4. CSR ファイルを署名のために認証局 (CA) に送信します。自己署名証明書を選択することも、商用証明書を購入することもできます。

5. 自己署名証明書を選択した場合は、次のコマンドを使用して自己署名証明書を生成できます。

   #生成一个有效期为365天的自签名证书（未指定存储路径的命令）
   # 没有指定具体的路径，那么它们将被存储在当前工作目录下
   openssl x509 -req -days 365 -in csr.csr -signkey private.key -out certificate.crt
   

   #生成的私钥文件和证书文件将会被保存在你指定的路径中
   openssl x509 -req -days 365 -in /path/to/csr.csr -signkey /path/to/private.key -out /path/to/certificate.crt
   

• パラメータの詳細な説明:
  • req：OpenSSLの証明書要求ツールを使用することを示します。
  • -newkey rsa:2048: 新しい RSA キー ペアを作成します。RSA アルゴリズムでは 2048 ビットのキー長が使用されます。
  • -nodes: 生成された秘密キー ファイルは暗号化されません。

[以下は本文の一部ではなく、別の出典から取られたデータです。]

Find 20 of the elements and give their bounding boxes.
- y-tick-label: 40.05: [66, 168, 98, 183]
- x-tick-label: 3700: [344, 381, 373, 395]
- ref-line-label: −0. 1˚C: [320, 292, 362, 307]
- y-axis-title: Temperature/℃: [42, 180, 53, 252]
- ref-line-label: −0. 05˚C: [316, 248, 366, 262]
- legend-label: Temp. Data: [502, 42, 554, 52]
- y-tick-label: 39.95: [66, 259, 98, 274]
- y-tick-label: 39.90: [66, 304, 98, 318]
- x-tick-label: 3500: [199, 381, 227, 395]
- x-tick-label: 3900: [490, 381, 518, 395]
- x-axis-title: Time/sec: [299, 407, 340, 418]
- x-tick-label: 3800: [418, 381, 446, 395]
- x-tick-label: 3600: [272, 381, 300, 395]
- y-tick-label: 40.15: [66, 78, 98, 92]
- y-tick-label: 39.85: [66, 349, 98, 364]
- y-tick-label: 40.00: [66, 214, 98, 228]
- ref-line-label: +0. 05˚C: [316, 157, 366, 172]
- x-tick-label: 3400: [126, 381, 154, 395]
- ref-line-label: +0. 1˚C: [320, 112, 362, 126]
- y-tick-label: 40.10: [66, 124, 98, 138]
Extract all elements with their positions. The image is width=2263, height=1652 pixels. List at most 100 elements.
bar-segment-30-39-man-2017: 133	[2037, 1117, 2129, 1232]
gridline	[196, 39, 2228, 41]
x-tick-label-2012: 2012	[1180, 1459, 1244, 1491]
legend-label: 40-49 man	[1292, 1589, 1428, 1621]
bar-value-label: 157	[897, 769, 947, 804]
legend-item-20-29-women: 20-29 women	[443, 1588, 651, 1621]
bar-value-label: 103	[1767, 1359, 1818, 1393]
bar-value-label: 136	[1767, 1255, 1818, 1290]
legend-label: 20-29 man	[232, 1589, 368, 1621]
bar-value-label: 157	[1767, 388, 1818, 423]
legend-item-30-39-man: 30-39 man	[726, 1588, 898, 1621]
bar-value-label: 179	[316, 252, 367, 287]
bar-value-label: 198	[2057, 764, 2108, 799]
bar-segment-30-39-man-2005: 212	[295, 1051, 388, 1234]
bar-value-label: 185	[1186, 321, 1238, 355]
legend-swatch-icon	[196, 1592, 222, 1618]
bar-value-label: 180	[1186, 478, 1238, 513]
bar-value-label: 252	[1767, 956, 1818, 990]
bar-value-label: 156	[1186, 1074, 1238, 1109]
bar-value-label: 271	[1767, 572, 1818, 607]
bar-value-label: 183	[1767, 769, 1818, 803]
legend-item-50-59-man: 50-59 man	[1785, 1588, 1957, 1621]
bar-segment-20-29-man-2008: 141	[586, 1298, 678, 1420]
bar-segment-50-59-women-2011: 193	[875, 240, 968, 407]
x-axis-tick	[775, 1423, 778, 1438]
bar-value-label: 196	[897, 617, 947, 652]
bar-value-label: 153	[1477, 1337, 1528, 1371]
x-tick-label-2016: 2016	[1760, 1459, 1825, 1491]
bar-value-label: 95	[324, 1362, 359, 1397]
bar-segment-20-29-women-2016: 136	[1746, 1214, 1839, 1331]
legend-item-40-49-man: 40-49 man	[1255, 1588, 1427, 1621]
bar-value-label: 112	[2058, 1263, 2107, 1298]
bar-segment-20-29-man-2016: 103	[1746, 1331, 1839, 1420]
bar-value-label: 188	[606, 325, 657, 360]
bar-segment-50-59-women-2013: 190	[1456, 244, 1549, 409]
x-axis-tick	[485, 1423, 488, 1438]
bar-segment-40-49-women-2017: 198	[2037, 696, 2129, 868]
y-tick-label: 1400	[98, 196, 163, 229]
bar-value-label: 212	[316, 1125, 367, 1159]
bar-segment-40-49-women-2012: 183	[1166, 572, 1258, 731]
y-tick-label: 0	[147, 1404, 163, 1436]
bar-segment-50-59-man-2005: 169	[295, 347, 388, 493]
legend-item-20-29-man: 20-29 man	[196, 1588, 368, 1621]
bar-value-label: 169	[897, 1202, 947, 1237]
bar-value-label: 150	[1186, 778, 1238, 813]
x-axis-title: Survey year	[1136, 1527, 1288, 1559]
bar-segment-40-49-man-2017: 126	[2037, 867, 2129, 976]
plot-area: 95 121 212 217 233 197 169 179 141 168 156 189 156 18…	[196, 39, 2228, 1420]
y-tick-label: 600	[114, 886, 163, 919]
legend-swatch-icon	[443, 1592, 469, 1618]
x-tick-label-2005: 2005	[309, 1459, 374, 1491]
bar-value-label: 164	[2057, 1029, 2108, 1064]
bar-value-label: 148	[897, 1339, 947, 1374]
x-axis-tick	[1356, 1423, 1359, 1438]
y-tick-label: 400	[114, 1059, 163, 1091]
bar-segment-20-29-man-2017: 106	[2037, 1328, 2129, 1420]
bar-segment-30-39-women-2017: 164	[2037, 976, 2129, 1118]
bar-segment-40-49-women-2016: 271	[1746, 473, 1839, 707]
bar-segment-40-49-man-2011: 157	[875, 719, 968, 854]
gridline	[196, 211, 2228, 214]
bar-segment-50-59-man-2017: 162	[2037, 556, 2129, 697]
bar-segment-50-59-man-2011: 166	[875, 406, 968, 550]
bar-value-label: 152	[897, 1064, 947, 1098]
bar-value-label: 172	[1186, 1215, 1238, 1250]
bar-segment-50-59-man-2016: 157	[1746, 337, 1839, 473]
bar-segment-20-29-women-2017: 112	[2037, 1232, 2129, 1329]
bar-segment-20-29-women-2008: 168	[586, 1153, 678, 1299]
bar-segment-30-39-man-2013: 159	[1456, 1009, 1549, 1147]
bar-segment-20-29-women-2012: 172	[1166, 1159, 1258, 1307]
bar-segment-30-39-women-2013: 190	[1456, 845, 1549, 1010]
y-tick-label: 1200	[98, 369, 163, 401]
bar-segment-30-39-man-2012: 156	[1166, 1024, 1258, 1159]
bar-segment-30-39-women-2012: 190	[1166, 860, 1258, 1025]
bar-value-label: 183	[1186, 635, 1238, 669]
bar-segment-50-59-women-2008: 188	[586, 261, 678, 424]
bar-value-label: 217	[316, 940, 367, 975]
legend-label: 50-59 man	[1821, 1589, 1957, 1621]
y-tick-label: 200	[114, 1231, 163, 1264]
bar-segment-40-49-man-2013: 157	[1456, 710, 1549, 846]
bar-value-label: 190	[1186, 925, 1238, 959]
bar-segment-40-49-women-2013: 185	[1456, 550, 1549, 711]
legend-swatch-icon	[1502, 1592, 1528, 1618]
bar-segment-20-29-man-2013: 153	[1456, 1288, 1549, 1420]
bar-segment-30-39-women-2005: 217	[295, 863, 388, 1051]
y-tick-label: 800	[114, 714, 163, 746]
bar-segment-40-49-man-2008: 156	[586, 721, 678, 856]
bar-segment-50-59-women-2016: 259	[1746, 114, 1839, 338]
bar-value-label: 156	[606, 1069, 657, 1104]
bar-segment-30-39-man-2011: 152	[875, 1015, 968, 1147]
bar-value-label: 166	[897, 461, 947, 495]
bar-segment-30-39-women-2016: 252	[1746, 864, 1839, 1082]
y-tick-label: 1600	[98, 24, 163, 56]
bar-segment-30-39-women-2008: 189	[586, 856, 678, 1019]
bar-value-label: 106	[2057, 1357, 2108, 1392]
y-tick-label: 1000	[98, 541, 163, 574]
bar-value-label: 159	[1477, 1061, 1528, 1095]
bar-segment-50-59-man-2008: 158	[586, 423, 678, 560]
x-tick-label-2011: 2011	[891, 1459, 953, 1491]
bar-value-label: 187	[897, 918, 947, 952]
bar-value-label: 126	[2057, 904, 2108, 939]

これにより、秘密キーを使用するときにパスワードを入力する必要がなくなります。
  • -keyout private.key: 生成された秘密キーを private.key ファイルに保存します。
  • -x509: 自己署名 X.509 証明書を作成します。
  • -days 365：証明書の有効期間を365日に設定します。
  • -out certificate.crt: 生成された証明書をcertificate.crtファイルに保存します。

---

• 操作が成功した場合のプロンプトメッセージ

  root@armbian:~# openssl x509 -req -days 365 -in csr.csr -signkey private.key -out certificate.crt
  Signature ok
  subject=C = ZN, ST = HeNan, L = KF, O = yang, OU = yuanyou, CN = yue, emailAddress = [email protected]
  Getting Private key
  

  • 「署名 ok」メッセージは、証明書が正常に署名されたことを示します。
  • 証明書の件名は、国（C）、州/州（ST）、都市（L）、組織（O）、組織単位（OU）、通称（CN）、電子メールアドレスなどです。も表示されます。

---

---

7. 秘密キーファイルと証明書ファイルの保存場所を表示する

   • デフォルトの保存場所: 現在の作業ディレクトリ、つまりコマンドが実行されるディレクトリの下

8. 1Panel で、関連する SSL 証明書構成オプションを見つけます。通常、パネルの設定 -> セキュリティ -> httpsで、秘密キー ファイルと証明書ファイルをインポートし、構成を保存します。
   
   - 2 つのファイルのすべての内容を対応するテキスト ボックスにコピーするように注意してください。
   

9. 1Panel サービスを再起動して、構成を有効にします。

   • https://xxx.xxx.xxx.xxx:/端口/安全入口1panelには以下を使用してアクセスしてください。

考えられるエラー

• サービス内部エラー:tls: failed to find any PEM data in certificate input

• OpenSSL は、入力証明書ファイル内で有効な PEM データを見つけることができませんでした。考えられる理由:

1. 証明書ファイルへのパスが間違っています: 指定した証明書ファイルへのパスが正しく、ファイルが存在することを確認してください。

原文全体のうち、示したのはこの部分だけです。